Un volant finalement attachant

Dans un registre plus sérieux, l’habitacle est un véritable aimant à chaque ouverture de porte. En cause, vous vous en doutez, cet intrigant volant de type Yoke, qui ressemble à un jovial koala (plissez les yeux bien fort, vous verrez). Effrayant à l’idée de prendre la route avec, il s’agit sans nul doute du « cerceau » le plus intelligent que j’ai pu avoir entre les mains, en cela qu’il libère le champ de vision en se passant d’une partie haute inutile 90 % du temps, tout en offrant un confort sans égal pour enchaîner les kilomètres. Car si c’est sur les phalanges des pouces que repose le poids des bras avec un volant traditionnel, le Yoke permet d’y poser pleinement la paume de la main. Un petit détail qui fait toute la différence lorsqu’il s’agit de parcourir de longues distances. Plusieurs positions sont possibles. Mais pour trouver la bonne, imaginez simplement que vous devez agripper amicalement les oreilles du dit koala.

Dans les virages, la direction se révèle directe et plutôt légère. Nous avons compté 2,5 tours de butée à butée. En bref : on peut dévaler le serpentin du Big Sur sans jamais quitter les mains du volant (ou presque, on va y venir). Au contraire des épingles des petites routes du Muir Woods Park, au nord du Golden Gate. De nouvelles habitudes sont à prendre alors pour passer les courbes sans sortir de la route. La chorégraphie ? Braquer le volant en appuyant sur la main intérieure au virage, puis pousser la partie opposée par le méplat. En revanche, il faudra sérieusement songer à perdre cette fâcheuse habitude qui consiste à contrôler le retour de force en sortie de virage en laissant glisser la main sur la jante. En un quart de tour, la main se retrouvera dans le vide et la voiture foncera tout droit.

Seul reproche : la largeur du volant, qui gagnerait à être réduite de moins d’une dizaine de centimètres. Cela réduirait l’amplitude des gestes, tout en libérant le champ de vision vers la partie inférieure gauche de l’écran, occultée par la main droite. À l’usage, ce qui apparaît comme une vaste blague se révèle finalement assez intéressant à condition d’intégrer le mode d’emploi et d’éviter, comme ce fut notre cas, d’emprunter les routes trop sinueuses du Mount Tamalpais pour apprendre. D’autant que dès les premiers tours de roue, on est confronté au défaut principal de cette auto : son ergonomie.
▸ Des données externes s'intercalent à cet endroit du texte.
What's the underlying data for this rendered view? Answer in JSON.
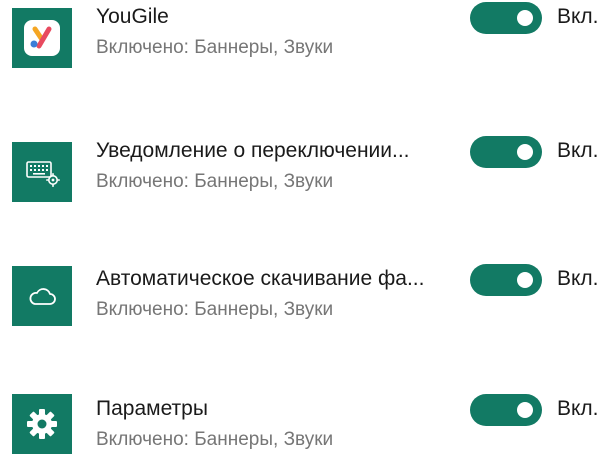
{
  "colors": {
    "accent": "#127a64",
    "secondary_text": "#767676"
  },
  "apps": [
    {
      "title": "YouGile",
      "status": "Включено: Баннеры, Звуки",
      "icon": "yougile-logo-icon",
      "toggle_label": "Вкл.",
      "enabled": true
    },
    {
      "title": "Уведомление о переключении...",
      "status": "Включено: Баннеры, Звуки",
      "icon": "keyboard-settings-icon",
      "toggle_label": "Вкл.",
      "enabled": true
    },
    {
      "title": "Автоматическое скачивание фа...",
      "status": "Включено: Баннеры, Звуки",
      "icon": "cloud-icon",
      "toggle_label": "Вкл.",
      "enabled": true
    },
    {
      "title": "Параметры",
      "status": "Включено: Баннеры, Звуки",
      "icon": "gear-icon",
      "toggle_label": "Вкл.",
      "enabled": true
    }
  ]
}
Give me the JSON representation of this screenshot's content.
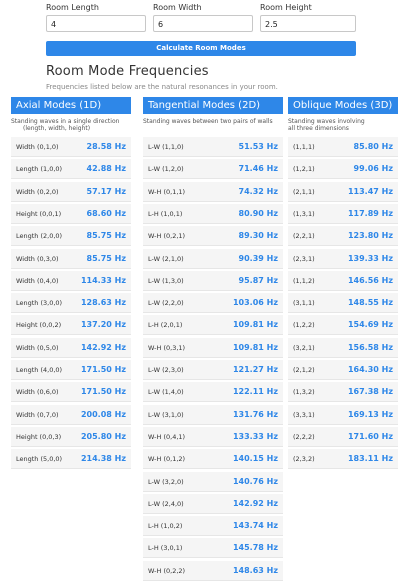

Des lacunes en matière d’ergonomie

Initialement, outre les références de la pop culture, Elon Musk et son équipe ont imaginé ce volant pour la conduite autonome. Mais c’est surtout la volonté d’épurer l’habitacle qui fait qu’on a rarement les mains sur le volant, puisqu’il faut passer la plupart de son temps à chercher les fonctions à travers l’écran central de 17 pouces au format 4/3. Certes, les touches tactiles à retour haptiques sur les branches du Yoke mènent vers des fonctions indispensables. Mais pour le reste, on se retrouve trop souvent à quitter la route des yeux. Aussi, n’imaginez pas tenter d’accéder à une fonction en activant le clignotant : l’affichage de l’angle mort se projettera en plein milieu de l’écran, bloquant l’accès au menu en arrière plan et vous obligeant à regarder autre chose que la route. Bref, comme un drogué aux smartphones, on se retrouve à cliquer, swiper, scroller et plus encore sur la dalle. La fréquence est telle que la partie gauche du volant de ce modèle d’un peu plus de 4 000 km au compteur est déjà à peine plus rugueuse et usée que celle de droite !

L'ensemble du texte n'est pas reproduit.